Researchers at DeepSeek have released a new experimental model, V3.2-exp, designed to significantly lower inference costs in long-context operations, as announced in a post on Hugging Face and an accompanying academic paper on GitHub.
The model’s key feature is DeepSeek Sparse Attention, a system that utilizes a “lightning indexer” to prioritize specific excerpts from the context window. Following this, a “fine-granular token selection system” selects specific tokens from within those excerpts, which are then loaded into the module’s limited attention window. This enables the Sparse Attention model to operate over extensive context portions with relatively small server loads.
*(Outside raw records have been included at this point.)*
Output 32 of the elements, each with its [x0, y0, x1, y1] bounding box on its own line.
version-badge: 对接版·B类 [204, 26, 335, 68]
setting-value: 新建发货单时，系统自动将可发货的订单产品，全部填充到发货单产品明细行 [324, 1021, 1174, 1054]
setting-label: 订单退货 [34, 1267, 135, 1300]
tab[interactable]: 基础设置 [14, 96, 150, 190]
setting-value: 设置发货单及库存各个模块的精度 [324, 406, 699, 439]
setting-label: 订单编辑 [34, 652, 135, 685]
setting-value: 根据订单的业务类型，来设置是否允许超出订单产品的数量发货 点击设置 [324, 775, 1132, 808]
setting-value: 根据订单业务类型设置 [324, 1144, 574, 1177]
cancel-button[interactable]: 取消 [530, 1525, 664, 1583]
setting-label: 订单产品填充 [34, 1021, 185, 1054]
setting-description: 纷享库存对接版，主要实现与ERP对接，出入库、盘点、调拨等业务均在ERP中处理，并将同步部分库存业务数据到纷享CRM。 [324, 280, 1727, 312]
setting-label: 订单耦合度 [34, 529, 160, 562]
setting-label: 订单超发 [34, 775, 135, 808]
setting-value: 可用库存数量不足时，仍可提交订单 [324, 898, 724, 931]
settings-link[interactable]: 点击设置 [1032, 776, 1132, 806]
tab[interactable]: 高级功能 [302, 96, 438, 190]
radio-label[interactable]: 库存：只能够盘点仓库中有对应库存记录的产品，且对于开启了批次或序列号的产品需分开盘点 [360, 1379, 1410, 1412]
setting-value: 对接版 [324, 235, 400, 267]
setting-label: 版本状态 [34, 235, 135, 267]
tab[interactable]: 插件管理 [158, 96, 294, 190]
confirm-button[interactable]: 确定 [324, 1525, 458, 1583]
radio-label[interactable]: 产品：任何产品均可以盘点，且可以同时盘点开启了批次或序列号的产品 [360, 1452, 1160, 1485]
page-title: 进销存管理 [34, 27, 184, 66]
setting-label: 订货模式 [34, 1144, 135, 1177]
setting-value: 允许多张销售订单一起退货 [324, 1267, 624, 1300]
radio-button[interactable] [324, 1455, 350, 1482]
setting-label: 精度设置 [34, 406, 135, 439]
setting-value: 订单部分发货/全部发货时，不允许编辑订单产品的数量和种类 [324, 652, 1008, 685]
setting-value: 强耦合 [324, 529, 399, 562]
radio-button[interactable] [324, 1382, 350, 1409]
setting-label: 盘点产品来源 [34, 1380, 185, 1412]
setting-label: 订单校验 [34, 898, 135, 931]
DeepSeek’s preliminary testing indicates that the price of a simple API call can be reduced by as much as half in long-context operations. Although further testing is necessary to validate these claims, the model is open-weight and freely available on Hugging Face, allowing third-party evaluations to assess the results presented in the paper.
DeepSeek’s new model is part of a series of recent breakthroughs addressing the issue of inference costs, which represent the server expenses associated with operating a pre-trained AI model, distinct from training costs. The researchers aimed to enhance the fundamental transformer architecture’s efficiency and found significant room for improvement.
Based in China, DeepSeek has been an unconventional player in the AI sector, particularly for those who view AI research as a nationalist competition between the U.S. and China. The company garnered attention earlier this year with its R1 model, trained primarily using reinforcement learning at a lower cost than its American counterparts. Although R1 did not spark a revolution in AI training as predicted, DeepSeek’s new “sparse attention” approach could still offer valuable insights to U.S. providers on maintaining low inference costs.
The new model’s release is unlikely to generate the same level of excitement as R1, but it has the potential to teach U.S. providers important strategies for reducing inference costs.